SOTVerse is a user-defined task space of single object tracking. It allows users to customize SOT tasks according to their research purposes, which on the one hand makes research more targeted, and on the other hand can significantly improve the efficiency of research. VLTVerse is the first fine-grained evaluation framework for VLT trackers that comprehensively considers multiple challenge factors and diverse semantic information, hoping to reveal the role of language in VLT.

goal

Main Contributions

A 3E paradigm to describe computer vision tasks.

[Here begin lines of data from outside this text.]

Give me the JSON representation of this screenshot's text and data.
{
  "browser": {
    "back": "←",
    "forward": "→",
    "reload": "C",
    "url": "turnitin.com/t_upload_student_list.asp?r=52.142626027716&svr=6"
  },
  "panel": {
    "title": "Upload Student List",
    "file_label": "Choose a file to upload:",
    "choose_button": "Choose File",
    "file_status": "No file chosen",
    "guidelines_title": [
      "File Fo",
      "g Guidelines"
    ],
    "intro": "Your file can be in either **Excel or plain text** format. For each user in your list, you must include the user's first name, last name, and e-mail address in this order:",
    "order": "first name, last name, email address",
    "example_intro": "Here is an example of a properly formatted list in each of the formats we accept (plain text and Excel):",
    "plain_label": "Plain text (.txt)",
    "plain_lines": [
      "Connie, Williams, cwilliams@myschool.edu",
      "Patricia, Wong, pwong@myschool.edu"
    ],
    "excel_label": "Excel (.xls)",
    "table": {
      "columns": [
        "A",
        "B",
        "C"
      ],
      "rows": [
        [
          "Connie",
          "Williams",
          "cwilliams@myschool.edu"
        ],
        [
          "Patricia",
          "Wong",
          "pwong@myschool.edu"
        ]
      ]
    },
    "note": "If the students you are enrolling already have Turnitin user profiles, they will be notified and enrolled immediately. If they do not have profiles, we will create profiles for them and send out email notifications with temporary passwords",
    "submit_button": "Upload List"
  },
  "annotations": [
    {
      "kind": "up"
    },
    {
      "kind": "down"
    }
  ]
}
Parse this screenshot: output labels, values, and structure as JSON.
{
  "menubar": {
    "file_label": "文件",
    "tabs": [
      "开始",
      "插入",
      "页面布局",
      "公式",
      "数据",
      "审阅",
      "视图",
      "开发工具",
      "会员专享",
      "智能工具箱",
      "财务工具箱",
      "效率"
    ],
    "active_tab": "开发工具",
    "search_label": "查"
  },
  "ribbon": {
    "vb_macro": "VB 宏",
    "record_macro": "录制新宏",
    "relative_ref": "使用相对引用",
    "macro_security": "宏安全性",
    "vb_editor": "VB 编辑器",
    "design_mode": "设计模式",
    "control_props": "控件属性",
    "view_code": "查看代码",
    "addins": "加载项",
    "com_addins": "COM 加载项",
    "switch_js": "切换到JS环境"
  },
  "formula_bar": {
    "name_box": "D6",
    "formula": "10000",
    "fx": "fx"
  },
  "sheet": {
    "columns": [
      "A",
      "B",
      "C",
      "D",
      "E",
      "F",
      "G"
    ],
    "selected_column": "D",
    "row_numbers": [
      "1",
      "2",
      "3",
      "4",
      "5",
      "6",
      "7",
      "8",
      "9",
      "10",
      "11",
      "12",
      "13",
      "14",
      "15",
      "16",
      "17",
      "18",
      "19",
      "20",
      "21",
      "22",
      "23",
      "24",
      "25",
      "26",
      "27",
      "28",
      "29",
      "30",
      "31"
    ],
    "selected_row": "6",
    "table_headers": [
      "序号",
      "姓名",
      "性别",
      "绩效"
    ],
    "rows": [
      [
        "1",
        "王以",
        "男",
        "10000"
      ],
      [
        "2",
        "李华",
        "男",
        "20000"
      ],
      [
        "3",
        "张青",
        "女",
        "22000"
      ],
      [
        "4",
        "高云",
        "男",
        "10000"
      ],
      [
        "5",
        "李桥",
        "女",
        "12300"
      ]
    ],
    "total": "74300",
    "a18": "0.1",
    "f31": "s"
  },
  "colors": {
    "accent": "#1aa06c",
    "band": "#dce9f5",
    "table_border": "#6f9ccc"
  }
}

The 3E paradigm aims to describe computer vision tasks by environment, evaluation, and executor: we synthesize the environment and evaluation to form SOTVerse -- a user-defined single object tracking task space, and conduct experiments in this space to judge executors' tracking ability. Definitely, this paradigm can be expanded to comprehensively describe other visual tasks and help users improve their research efficiency.

A comprehensive and user-defined environment.

We organize existing benchmarks to form the environment of SOTVerse, which includes 12.56 million frames and frame-level challenging attribute labels to model the real world. Besides, an environment generation method is available to efficiently help researchers form their own task space.

A thoroughgoing evaluation scheme.

We first point out the limitations of existing systems and indicators through detailed analysis; then design a new evaluation scheme for SOTVerse, which includes two mechanisms and new metrics to satisfy various tasks.

A Fine-grained Evaluation

VLTVerse introduces 10 sequence-level challenge labels and 6 types of multi-granularity semantic information, creating a flexible and multi-dimensional evaluation space for VLT.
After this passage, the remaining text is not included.